José Raúl Mulino, Panama’s incoming president, has made it clear that discussions with First Quantum Minerals about reopening its Cobre Panama mine are off the table until the company drops its arbitration claims against the country, as reported by Reuters. The company is seeking billions in compensation after the Panamanian government ordered First Quantum’s giant copper mine to be shut down in late 2023. 

Three Canadian cleantech companies are in the running for the Xprize, a carbon removal competition funded by the Musk Foundation, as reported by The Northern Miner. Arca, one of the 20 finalists, signed a deal with BHP in November to develop a carbon dioxide mineralization project that utilizes tailings from the Mount Keith nickel mine in Western Australia. The other two Canadian finalists are Planetary Technologies and Skyrenu Technologies. The winner will be revealed in April 2025 and will receive US$50 million. 

According to analysis from the Toronto-based law firm Osler, proposals made by the Canadian federal government to alter the country’s environmental regulations likely will not do much to expedite the approval process for resource projects, as reported by The Northern Miner. Osler released an analysis earlier this month stating that if the changes are made in their current state, the act could once again be deemed as unconstitutional and challenged by provinces, and the proposed changes would likely undergo modifications via a public consultation process.  

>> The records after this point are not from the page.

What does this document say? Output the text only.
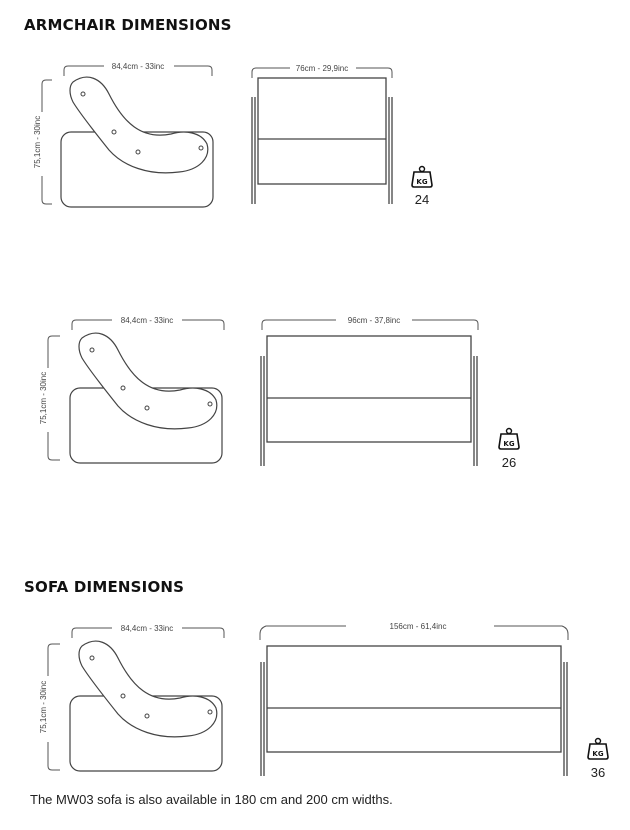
ARMCHAIR DIMENSIONS
SOFA DIMENSIONS
84,4cm - 33inc
75,1cm - 30inc
76cm - 29,9inc
KG
24
84,4cm - 33inc
75,1cm - 30inc
96cm - 37,8inc
KG
26
84,4cm - 33inc
75,1cm - 30inc
156cm - 61,4inc
KG
36

The MW03 sofa is also available in 180 cm and 200 cm widths.
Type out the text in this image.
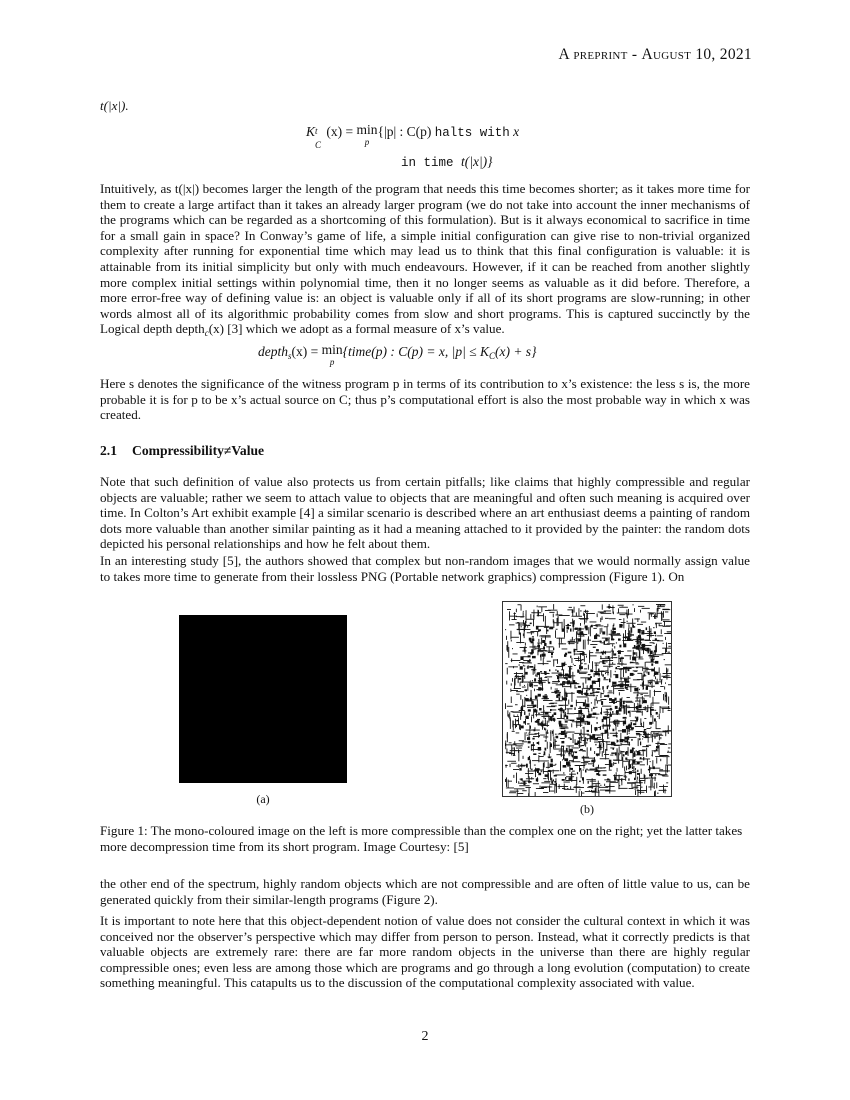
A preprint - August 10, 2021
t(|x|).
K t
C
(x) = min
p
{|p| : C(p) halts with x
in time t(|x|)}

Intuitively, as t(|x|) becomes larger the length of the program that needs this time becomes shorter; as it takes more time for them to create a large artifact than it takes an already larger program (we do not take into account the inner mechanisms of the programs which can be regarded as a shortcoming of this formulation). But is it always economical to sacrifice in time for a small gain in space? In Conway’s game of life, a simple initial configuration can give rise to non-trivial organized complexity after running for exponential time which may lead us to think that this final configuration is valuable: it is attainable from its initial simplicity but only with much endeavours. However, if it can be reached from another slightly more complex initial settings within polynomial time, then it no longer seems as valuable as it did before. Therefore, a more error-free way of defining value is: an object is valuable only if all of its short programs are slow-running; in other words almost all of its algorithmic probability comes from slow and short programs. This is captured succinctly by the Logical depth depth$_c$(x) [3] which we adopt as a formal measure of x’s value.

depth$_s$(x) = min
p
{time(p) : C(p) = x, $|p| \le K_C(x) + s$}

Here s denotes the significance of the witness program p in terms of its contribution to x’s existence: the less s is, the more probable it is for p to be x’s actual source on C; thus p’s computational effort is also the most probable way in which x was created.

2.1 Compressibility≠Value

Note that such definition of value also protects us from certain pitfalls; like claims that highly compressible and regular objects are valuable; rather we seem to attach value to objects that are meaningful and often such meaning is acquired over time. In Colton’s Art exhibit example [4] a similar scenario is described where an art enthusiast deems a painting of random dots more valuable than another similar painting as it had a meaning attached to it provided by the painter: the random dots depicted his personal relationships and how he felt about them.

In an interesting study [5], the authors showed that complex but non-random images that we would normally assign value to takes more time to generate from their lossless PNG (Portable network graphics) compression (Figure 1). On

(a)
(b)
Figure 1: The mono-coloured image on the left is more compressible than the complex one on the right; yet the latter takes more decompression time from its short program. Image Courtesy: [5]

the other end of the spectrum, highly random objects which are not compressible and are often of little value to us, can be generated quickly from their similar-length programs (Figure 2).

It is important to note here that this object-dependent notion of value does not consider the cultural context in which it was conceived nor the observer’s perspective which may differ from person to person. Instead, what it correctly predicts is that valuable objects are extremely rare: there are far more random objects in the universe than there are highly regular compressible ones; even less are among those which are programs and go through a long evolution (computation) to create something meaningful. This catapults us to the discussion of the computational complexity associated with value.

2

Michael Lodge, the secretary-general of the International Seabed Authority (ISA)—who is an advocate for deep-sea mining and has sparred with environmentalists—is running for a third term at a pivotal time, as reported by Bloomberg. An upcoming election at a meeting in July will determine if Lodge will be replaced by Brazilian marine scientist Leticia Carvalho, who would likely have a different view on mining the seabed. The result holds weighty economic and environmental implications for deep-sea mining, with the ISA under pressure to finalize regulations that could see mining commence within the next two years.  

A study conducted by researchers from Illinois’ Northwestern University has revealed that a catalyst composed of molybdenum and granulated sugar is able to eliminate carbon dioxide gas, as reported by After researchers used sugar as a carbon source to transform molybdenum into molybdenum carbide, the resulting catalyst was able to convert CO2 into carbon monoxide with high selectivity. The researchers say that this development could have applications in carbon capture and sequestration technology.  

Those conducting feasibility studies have a tendency to misrepresent figures, resulting in unrealistic estimates, wrote Dan Kappes in the March/April issue of CIM Magazine. He argued that introducing a new section to the NI 43-101 study that seeks to compare capital and operational expenses of a project with accurate industry data could offer more transparency when it comes to producing feasibility studies.  

Backfilling in underground mines in the Arctic is rife with challenges due to extreme weather and the remoteness of the region, as reported by Sarah St-Pierre in the March/April issue of CIM Magazine. One solution to combat these challenges could be frozen backfill, which is cost effective and replaces the need for cement as a binder.